Сообщение на митинге о начавшемся выступлении как о совершившемся факте только подлило бы масла в огонь. Я тем более не считал себя вправе докладывать об этом событии, что имевшиеся в моих руках сведения еще не давали ясного представления о характере выступления, сопровождавших его явлениях и последствиях.

Легко могло случиться, что, не поддержанный другими частями петроградского гарнизона, 1 пулеметный полк был принужден возвратиться в казармы. Однако еще перед митингом я успел шепнуть о полученном извещении тов. Каменева моим партийным друзьям по Кронштадтскому комитету.

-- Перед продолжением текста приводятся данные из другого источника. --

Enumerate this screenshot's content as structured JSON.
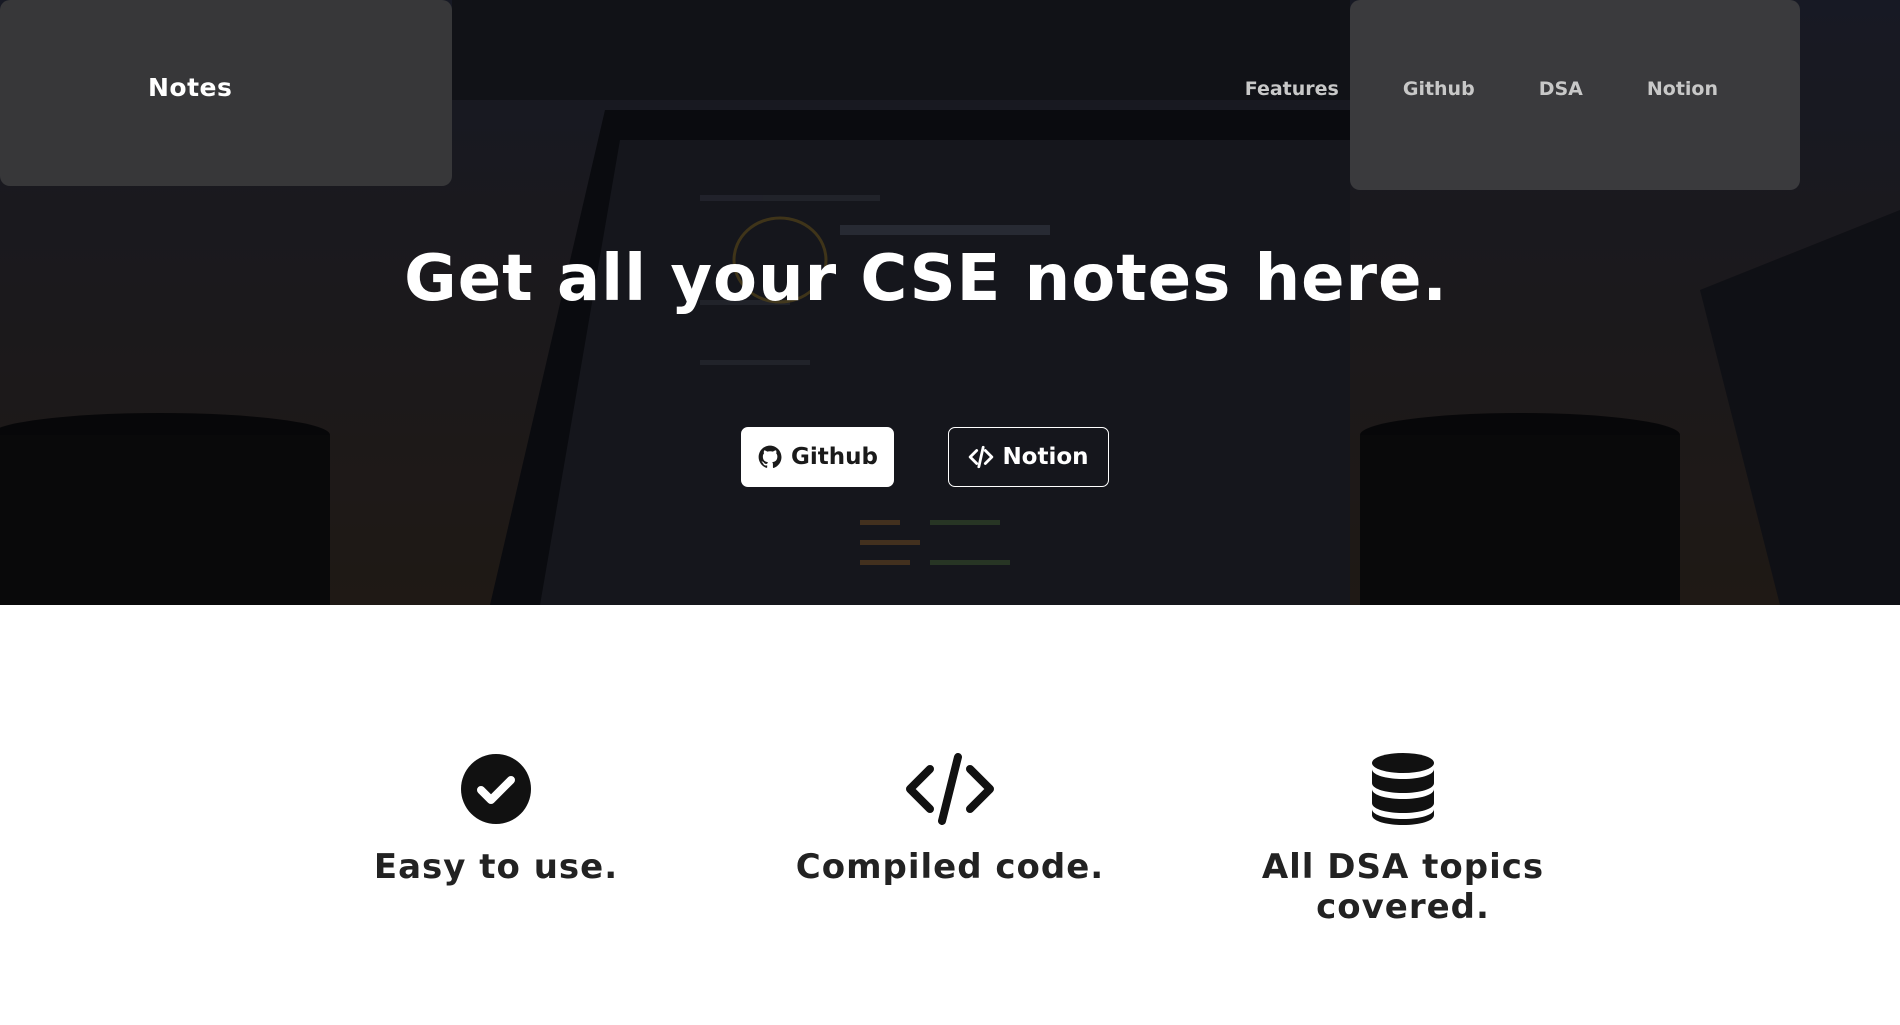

После закрытия митинга, когда многотысячная толпа разошлась и Якорная площадь сразу поредела, мы направились в здание Совета. Нашей организационной комиссией тотчас же было принято решение созвать представителей от военных частей и мастерских для установления теснейшего контакта с массами. Около половины двенадцатого открылось собрание. Прежде всего товарищам делегатам было предложено сделать доклады с мест. Эти сообщения нарисовали ясную картину. Было очевидно, что если сегодня нам не удалось сорвать немедленное выступление и созданием организационной комиссии оттянуть его и выиграть время, то завтра выступление неминуемо состоится и мы выпустим массы из рук. Прямо с заседания я вышел в телефонную комнату, попросил соединить меня с Петроградским Советом и вызвал Ленина, Зиновьева или Каменева. К телефону подошел тов. Зиновьев.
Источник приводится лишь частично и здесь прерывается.